As Phillan Zamchiya’s careful study indicates, since Zanu PF’s mid-2008 murderous spasm on learning of its election losses it has tried to be circumspect whilst meting out its mix of coercion and consensual construction. Yet the “competitive authoritarianism” theoretical label fails to capture post-coup Zanu PF’s bipolar swings between blatant killing and pleading persuasion, which have increased under the reign of Mugabe’s usurpers while they cannot decide between killing demonstrators and being “open for business”. Nor does this political science theory match Antonio Gramsci’s nuances on the way to hegemonic “normalcy”—themselves only hinting at the “corruption” on that rocky path. Gramsci’s clue is that:

between consent and force stands corruption/fraud (which is characteristic of certain situations when it is hard to exercise the hegemonic function, and when the use of force is too risky). This consists in procuring the demoralisation and paralysis of the antagonist (or antagonists) by buying its leaders—either covertly, or, in cases of imminent danger, openly—in order to sow disarray and confusion in his ranks”.

Such ideas give researchers more scope for analysis of the current confusion and conspiracies in Zimbabwe’s contending political parties. It is hard to tell if the “Generation-40” faction that nearly ousted Mnangagwa’s “Lacoste” is still a de facto part of Zanu PF. Similarly, it is difficult to see the extent to which the Zanu PF factions’ incursions into the already fractious Movement for Democratic Change-Alliance have incapacitated it.

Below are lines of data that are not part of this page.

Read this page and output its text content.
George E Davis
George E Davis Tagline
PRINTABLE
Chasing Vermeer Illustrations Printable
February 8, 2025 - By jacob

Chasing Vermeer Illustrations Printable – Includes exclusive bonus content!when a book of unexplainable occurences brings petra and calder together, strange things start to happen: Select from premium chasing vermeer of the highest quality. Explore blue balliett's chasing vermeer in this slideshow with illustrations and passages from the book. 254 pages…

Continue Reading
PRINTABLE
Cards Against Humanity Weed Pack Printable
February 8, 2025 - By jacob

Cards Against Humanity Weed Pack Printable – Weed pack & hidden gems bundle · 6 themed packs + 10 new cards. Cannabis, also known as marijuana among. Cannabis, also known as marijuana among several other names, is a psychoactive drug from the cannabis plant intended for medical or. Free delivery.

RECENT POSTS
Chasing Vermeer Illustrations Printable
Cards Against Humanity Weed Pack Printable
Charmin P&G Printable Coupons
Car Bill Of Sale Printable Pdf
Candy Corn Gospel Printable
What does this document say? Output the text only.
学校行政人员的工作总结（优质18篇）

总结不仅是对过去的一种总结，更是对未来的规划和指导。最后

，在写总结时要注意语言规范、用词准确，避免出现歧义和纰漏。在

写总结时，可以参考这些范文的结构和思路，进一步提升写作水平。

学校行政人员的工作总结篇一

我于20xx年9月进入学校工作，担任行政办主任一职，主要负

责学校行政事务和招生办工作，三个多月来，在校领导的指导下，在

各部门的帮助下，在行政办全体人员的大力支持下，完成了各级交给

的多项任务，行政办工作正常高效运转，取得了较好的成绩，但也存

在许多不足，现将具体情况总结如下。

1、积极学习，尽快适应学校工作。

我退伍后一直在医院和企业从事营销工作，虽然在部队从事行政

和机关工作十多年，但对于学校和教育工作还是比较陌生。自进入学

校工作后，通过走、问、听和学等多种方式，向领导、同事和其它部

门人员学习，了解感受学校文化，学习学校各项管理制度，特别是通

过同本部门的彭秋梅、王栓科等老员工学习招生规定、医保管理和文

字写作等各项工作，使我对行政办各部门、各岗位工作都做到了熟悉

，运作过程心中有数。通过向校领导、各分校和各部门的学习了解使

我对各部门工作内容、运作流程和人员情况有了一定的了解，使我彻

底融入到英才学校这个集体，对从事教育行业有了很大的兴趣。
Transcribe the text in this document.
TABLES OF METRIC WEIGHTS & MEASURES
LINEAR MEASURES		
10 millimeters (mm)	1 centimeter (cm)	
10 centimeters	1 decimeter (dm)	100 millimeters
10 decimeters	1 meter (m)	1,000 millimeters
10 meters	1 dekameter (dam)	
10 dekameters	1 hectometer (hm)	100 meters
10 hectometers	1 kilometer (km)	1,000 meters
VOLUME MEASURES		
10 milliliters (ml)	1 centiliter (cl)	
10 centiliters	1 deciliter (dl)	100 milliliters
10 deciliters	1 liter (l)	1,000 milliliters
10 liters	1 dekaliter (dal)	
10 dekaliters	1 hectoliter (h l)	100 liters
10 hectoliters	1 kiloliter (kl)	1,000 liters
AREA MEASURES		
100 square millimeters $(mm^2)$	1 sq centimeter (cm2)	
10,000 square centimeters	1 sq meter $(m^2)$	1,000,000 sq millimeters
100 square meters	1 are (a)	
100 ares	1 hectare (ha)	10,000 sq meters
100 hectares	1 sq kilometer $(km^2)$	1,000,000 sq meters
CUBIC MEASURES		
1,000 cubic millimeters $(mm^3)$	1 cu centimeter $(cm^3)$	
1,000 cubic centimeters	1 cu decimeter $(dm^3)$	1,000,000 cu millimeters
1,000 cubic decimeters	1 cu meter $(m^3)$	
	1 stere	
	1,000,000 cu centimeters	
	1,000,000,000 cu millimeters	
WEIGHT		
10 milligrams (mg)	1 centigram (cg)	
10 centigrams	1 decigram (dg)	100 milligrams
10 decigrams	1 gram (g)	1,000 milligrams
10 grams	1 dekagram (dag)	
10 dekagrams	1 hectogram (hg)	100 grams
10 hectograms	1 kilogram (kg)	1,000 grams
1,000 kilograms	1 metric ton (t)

Nevertheless, Philani Zamchiya’s election-event evidence backs up the Zimbabwe Peace Project’s quotidian of little bits of corruption and increasing intra- and inter-party low-level political violence.

The specific instances of Covid-era Zimbabwe only demonstrate the Mnangagwa regime’s clumsy, crude brutality mixed with obsequious overtures to foreign capital (the diplomatic representatives of which had great hopes for a 2017 “solution”). In the category of calculated cruelty in the realms of gender violence, the abduction and sexual abuse of opposition party members—and claiming the young women faked it—ranks very high.

In the corruption stakes, there is the First Family’s association with corruption linked to Covid-19 personal protective equipment leading to the arrest, long-time refusal of bail, and re-arrest of the man who retweeted its unveiling. The excuse of “social distancing” to quell demonstrators at the end of July—which the newly created July 31 Movement created partly in response to journalist Hopewell Chin’ono’s charges, soon called a successful “stay-away”—was bolstered by the ruling party’s acting information secretary’s summoning militia to defend their country from foreign-inspired traitors.

If the violence and stymied attempts at accumulation marking Zimbabwe’s awkwardly named “Second Republic” are to be understood, its long-term roots in the politics of class and nation making need careful study.—African Arguments.